You must type this password interactively for certain commands (such as changing settings or modifying data). If you plan to work with eShell for a longer period and do not want to type the password repeatedly, you can get eShell to remember the password using the set password command (execute from root). Your password will then be filled in automatically for each executed command that requires a password. It is remembered until you exit eShell; you must use the set password again when you start a new session and want eShell to remember it.
Guide / Help
When you run the GUIDE or HELP command, it will display a "first run" screen explaining how to use eShell. This command is available only from the ROOT context (eShell>).
Command history
eShell keeps a history of previously executed commands. This applies only to the current eShell interactive session.
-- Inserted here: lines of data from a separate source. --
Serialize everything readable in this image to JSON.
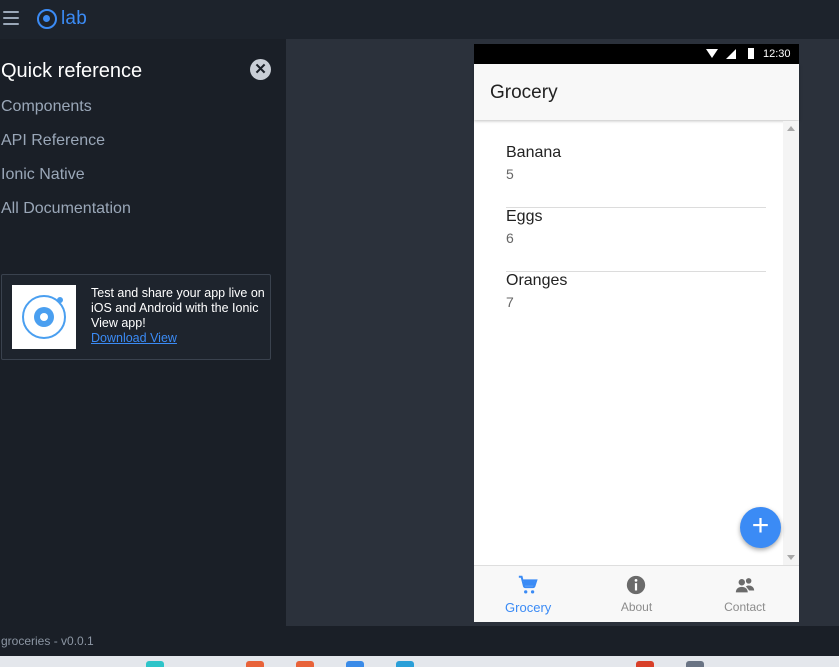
{
  "topbar": {
    "logo_text": "lab"
  },
  "sidebar": {
    "title": "Quick reference",
    "nav": [
      "Components",
      "API Reference",
      "Ionic Native",
      "All Documentation"
    ],
    "promo": {
      "text": "Test and share your app live on iOS and Android with the Ionic View app!",
      "link": "Download View"
    }
  },
  "phone": {
    "status": {
      "time": "12:30"
    },
    "title": "Grocery",
    "items": [
      {
        "name": "Banana",
        "quantity": "5"
      },
      {
        "name": "Eggs",
        "quantity": "6"
      },
      {
        "name": "Oranges",
        "quantity": "7"
      }
    ],
    "fab_label": "+",
    "tabs": [
      {
        "label": "Grocery",
        "icon": "cart-icon",
        "active": true
      },
      {
        "label": "About",
        "icon": "info-icon",
        "active": false
      },
      {
        "label": "Contact",
        "icon": "contacts-icon",
        "active": false
      }
    ]
  },
  "footer": {
    "version": "groceries - v0.0.1"
  },
  "colors": {
    "accent": "#3b8bf5",
    "sidebar_bg": "#1a1f27",
    "main_bg": "#2b313b"
  }
}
Once you exit eShell, the command history will be dropped. Use your keyboard's Up and Down arrow keys to navigate the history. When you find the command you were looking for, you can execute it again or modify it without typing in the entire command from the beginning.
CLS / Clear screen
The CLS command can be used to clear the screen. It works the same way with Windows Command Prompt or similar command line interfaces.
EXIT / CLOSE / QUIT / BYE
To close or exit eShell, you can use any of these commands (EXIT, CLOSE, QUIT or BYE).